Erano tra le pene la prolungazione di servizio e le battiture. Ma se il servire è dato in pena, lo stato militare è considerato penoso, e si spegne lo splendore morale che fa lieti e forti gli eserciti. Le battiture sono certamente della trista famiglia de' supplizi; ma, poiché apportano e dolore ed infamia, sconvengono ad esercito che si compone per coscrizioni: diensi in guerra a chi fugge o si arretra o si nasconde, ché tanto infame è la viltà, che non vi ha pena che le accresca vergogna.

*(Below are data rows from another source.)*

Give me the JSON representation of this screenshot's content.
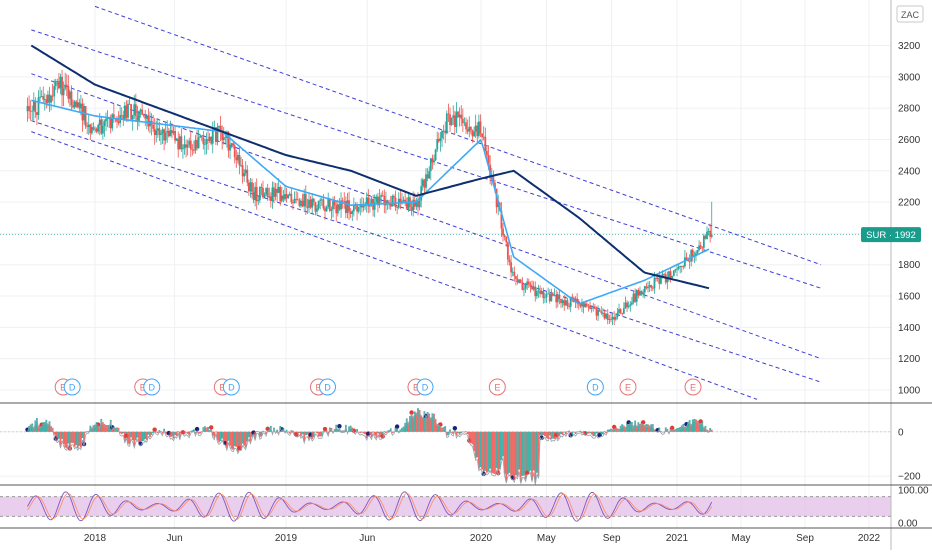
{
  "chart_data": {
    "type": "line",
    "symbol": "SUR",
    "currency_badge": "ZAC",
    "last_label": "SUR · 1992",
    "last_value": 1992,
    "colors": {
      "up": "#26a69a",
      "down": "#ef5350",
      "ma_slow": "#0d2f6e",
      "ma_fast": "#3fa9f5",
      "channel": "#3f3fd9",
      "badge": "#1a9c8c",
      "stoch_band": "#e1bee7"
    },
    "x_axis_labels": [
      "2018",
      "Jun",
      "2019",
      "Jun",
      "2020",
      "May",
      "Sep",
      "2021",
      "May",
      "Sep",
      "2022"
    ],
    "y_axis_ticks": [
      1000,
      1200,
      1400,
      1600,
      1800,
      2000,
      2200,
      2400,
      2600,
      2800,
      3000,
      3200
    ],
    "y_axis_labels": [
      "1000",
      "1200",
      "1400",
      "1600",
      "1800",
      "2000",
      "2200",
      "2400",
      "2600",
      "2800",
      "3000",
      "3200"
    ],
    "ylim": [
      940,
      3360
    ],
    "price_series": [
      {
        "date": "2017-09",
        "value": 2780
      },
      {
        "date": "2017-11",
        "value": 2950
      },
      {
        "date": "2018-01",
        "value": 2650
      },
      {
        "date": "2018-03",
        "value": 2800
      },
      {
        "date": "2018-05",
        "value": 2650
      },
      {
        "date": "2018-07",
        "value": 2550
      },
      {
        "date": "2018-09",
        "value": 2650
      },
      {
        "date": "2018-11",
        "value": 2250
      },
      {
        "date": "2019-01",
        "value": 2250
      },
      {
        "date": "2019-03",
        "value": 2180
      },
      {
        "date": "2019-05",
        "value": 2170
      },
      {
        "date": "2019-07",
        "value": 2200
      },
      {
        "date": "2019-09",
        "value": 2180
      },
      {
        "date": "2019-11",
        "value": 2750
      },
      {
        "date": "2020-01",
        "value": 2650
      },
      {
        "date": "2020-03",
        "value": 1700
      },
      {
        "date": "2020-05",
        "value": 1600
      },
      {
        "date": "2020-07",
        "value": 1550
      },
      {
        "date": "2020-09",
        "value": 1450
      },
      {
        "date": "2020-11",
        "value": 1650
      },
      {
        "date": "2021-01",
        "value": 1750
      },
      {
        "date": "2021-03",
        "value": 1992
      }
    ],
    "ma_slow_series": [
      {
        "date": "2017-09",
        "value": 3200
      },
      {
        "date": "2018-01",
        "value": 2950
      },
      {
        "date": "2018-05",
        "value": 2800
      },
      {
        "date": "2018-09",
        "value": 2650
      },
      {
        "date": "2019-01",
        "value": 2500
      },
      {
        "date": "2019-05",
        "value": 2400
      },
      {
        "date": "2019-09",
        "value": 2240
      },
      {
        "date": "2020-01",
        "value": 2350
      },
      {
        "date": "2020-03",
        "value": 2400
      },
      {
        "date": "2020-07",
        "value": 2100
      },
      {
        "date": "2020-11",
        "value": 1750
      },
      {
        "date": "2021-03",
        "value": 1650
      }
    ],
    "ma_fast_series": [
      {
        "date": "2017-09",
        "value": 2850
      },
      {
        "date": "2018-01",
        "value": 2750
      },
      {
        "date": "2018-05",
        "value": 2700
      },
      {
        "date": "2018-09",
        "value": 2650
      },
      {
        "date": "2019-01",
        "value": 2300
      },
      {
        "date": "2019-05",
        "value": 2180
      },
      {
        "date": "2019-09",
        "value": 2200
      },
      {
        "date": "2020-01",
        "value": 2600
      },
      {
        "date": "2020-03",
        "value": 1850
      },
      {
        "date": "2020-07",
        "value": 1550
      },
      {
        "date": "2020-11",
        "value": 1700
      },
      {
        "date": "2021-03",
        "value": 1900
      }
    ],
    "channel_lines": [
      {
        "from": {
          "date": "2018-01",
          "value": 3450
        },
        "to": {
          "date": "2021-10",
          "value": 1800
        }
      },
      {
        "from": {
          "date": "2017-09",
          "value": 3300
        },
        "to": {
          "date": "2021-10",
          "value": 1650
        }
      },
      {
        "from": {
          "date": "2017-09",
          "value": 3020
        },
        "to": {
          "date": "2021-10",
          "value": 1200
        }
      },
      {
        "from": {
          "date": "2017-09",
          "value": 2720
        },
        "to": {
          "date": "2021-10",
          "value": 1050
        }
      },
      {
        "from": {
          "date": "2017-09",
          "value": 2650
        },
        "to": {
          "date": "2021-06",
          "value": 940
        }
      }
    ],
    "events": [
      {
        "date": "2017-11",
        "labels": [
          "E",
          "D"
        ]
      },
      {
        "date": "2018-04",
        "labels": [
          "E",
          "D"
        ]
      },
      {
        "date": "2018-09",
        "labels": [
          "E",
          "D"
        ]
      },
      {
        "date": "2019-03",
        "labels": [
          "E",
          "D"
        ]
      },
      {
        "date": "2019-09",
        "labels": [
          "E",
          "D"
        ]
      },
      {
        "date": "2020-02",
        "labels": [
          "E"
        ]
      },
      {
        "date": "2020-08",
        "labels": [
          "D"
        ]
      },
      {
        "date": "2020-10",
        "labels": [
          "E"
        ]
      },
      {
        "date": "2021-02",
        "labels": [
          "E"
        ]
      }
    ],
    "oscillator": {
      "y_axis_labels": [
        "0",
        "−200"
      ],
      "y_ticks": [
        0,
        -200
      ],
      "ylim": [
        -240,
        130
      ]
    },
    "stochastic": {
      "y_axis_labels": [
        "100.00",
        "0.00"
      ],
      "y_ticks": [
        100,
        0
      ],
      "band": [
        20,
        80
      ],
      "ylim": [
        -15,
        115
      ]
    },
    "grid": true
  }
}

Si legge fra' delitti la insubordinazione, ma non l'abuso del comando. Eppure tutto è patto in società, debiti e diritti sono vicendevoli, all'obbedienza cieca degli uni è contraposto il comandar giusto degli altri. Il procedimento nei giudizi militari è conforme al civile; stabilire il giuri, far migliore il processo di contumacia e di calunnia, surrogare in molti casi al carcere la sicurtà, perfezionare il dibattimento, usare più giustamente il criterio morale, sono i desidèri dei sapienti nel procedimento penale; ma non si poteva attendere il compimento del codice militare primaché del comune. Come che tale lo "statuto" del quale parlo, egli è forse il migliore dei codici militari europei.
XLVI. Il codice di amministrazione, ordinamento essenziale e bramato, restò come innanzi disperso in molte leggi, decreti ed ordinanze, sì che i giudici amministrativi dipendevano, più che non mai, dalle voglie o interessi del Governo; ché se nel decennio il supremo arbitrio s'imbatteva talvolta negl'intoppi del Consiglio di Stato, oggi (quel Consiglio disciolto) non aveva freni o ritegno. Tanto incivili sono le pratiche delle quali ragiono, che per esse la saggia o libera amministrazione del regno è tenuta in odio.